Speaking to friends, I am not alone in being visited by my various Achilles heels when I am in my most vulnerable state. Friend Carol, who was in the service industry many moons ago, said she had awful nightmares of working the biggest venue in Toronto, where she was the only server and the place was packed. “Customers kept calling out for me to take their orders, or ask where their food was,” she said. “I woke up in a cold sweat.”

It must be the case for anyone in a high-pressure job, that their worst-case scenario pops up in their dreams at some point or the other. Stockbrokers probably shiver in the night over putting all their clients’ money in typewriter futures. No doubt lawyers dread the film playing out in their heads of attending court without any pants on, or realising they have no idea why they are there or who their client is, as the judge barks down at them from the bench. It’s truly remarkable how real it can all seem, until that blessed alarm goes off. Many’s the morning I’ve rummaged around in my mouth, thrilled to find that I haven’t lost all my teeth. If Crest could figure out how to harness that power, it’d be raking in the dough.

Yes, the mind is a magical place, but it can also play lousy tricks on a person.
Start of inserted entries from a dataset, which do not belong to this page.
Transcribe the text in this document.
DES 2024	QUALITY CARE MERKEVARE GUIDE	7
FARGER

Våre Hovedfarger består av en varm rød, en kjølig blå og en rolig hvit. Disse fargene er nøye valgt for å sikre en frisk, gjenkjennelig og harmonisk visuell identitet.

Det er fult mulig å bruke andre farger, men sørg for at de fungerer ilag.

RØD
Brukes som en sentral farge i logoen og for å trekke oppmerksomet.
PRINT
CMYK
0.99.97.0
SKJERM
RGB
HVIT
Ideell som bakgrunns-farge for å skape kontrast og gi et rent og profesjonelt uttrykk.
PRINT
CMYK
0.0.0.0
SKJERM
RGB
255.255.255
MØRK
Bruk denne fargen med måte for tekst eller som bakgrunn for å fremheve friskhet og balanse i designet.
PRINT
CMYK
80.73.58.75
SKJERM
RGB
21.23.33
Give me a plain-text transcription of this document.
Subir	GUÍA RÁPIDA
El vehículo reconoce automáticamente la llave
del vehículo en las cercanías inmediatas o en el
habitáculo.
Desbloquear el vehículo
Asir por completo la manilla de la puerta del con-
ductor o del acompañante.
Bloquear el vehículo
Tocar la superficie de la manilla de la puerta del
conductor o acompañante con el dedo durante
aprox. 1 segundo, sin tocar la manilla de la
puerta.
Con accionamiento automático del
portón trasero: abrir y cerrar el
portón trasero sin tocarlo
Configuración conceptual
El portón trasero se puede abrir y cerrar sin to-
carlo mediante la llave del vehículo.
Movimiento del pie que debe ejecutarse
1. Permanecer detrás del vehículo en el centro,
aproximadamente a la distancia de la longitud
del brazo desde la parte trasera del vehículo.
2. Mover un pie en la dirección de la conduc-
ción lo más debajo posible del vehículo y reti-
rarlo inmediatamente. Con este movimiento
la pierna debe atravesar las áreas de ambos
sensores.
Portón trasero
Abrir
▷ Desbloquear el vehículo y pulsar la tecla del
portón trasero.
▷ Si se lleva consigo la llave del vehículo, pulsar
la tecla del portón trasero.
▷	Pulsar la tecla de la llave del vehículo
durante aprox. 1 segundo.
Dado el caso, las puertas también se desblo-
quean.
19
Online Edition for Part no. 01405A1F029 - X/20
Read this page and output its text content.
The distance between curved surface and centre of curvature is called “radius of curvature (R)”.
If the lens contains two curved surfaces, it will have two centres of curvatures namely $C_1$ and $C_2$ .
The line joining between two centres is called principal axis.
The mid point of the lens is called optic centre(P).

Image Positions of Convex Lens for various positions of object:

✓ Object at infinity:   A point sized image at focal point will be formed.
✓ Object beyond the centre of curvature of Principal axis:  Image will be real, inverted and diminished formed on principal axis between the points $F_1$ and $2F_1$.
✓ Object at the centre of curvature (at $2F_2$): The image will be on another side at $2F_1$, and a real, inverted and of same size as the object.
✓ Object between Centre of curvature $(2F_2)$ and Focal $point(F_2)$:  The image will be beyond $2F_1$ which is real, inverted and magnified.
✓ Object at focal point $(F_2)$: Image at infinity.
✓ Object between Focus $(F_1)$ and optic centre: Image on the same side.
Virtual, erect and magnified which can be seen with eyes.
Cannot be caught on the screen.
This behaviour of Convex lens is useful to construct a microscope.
In conclusion, I wonder how many of you have read through this article quickly, because you just can’t wait to watch that ‘Skinamarink’ trailer. Honestly, it is as creepy as all get-out – you have been warned. My Santa nightlight with the highest wattage bulb I could find is in my bedroom, keeping me protected from things that go bump in the dark. Suddenly, taking a naked turn about the town doesn’t seem so bad after all.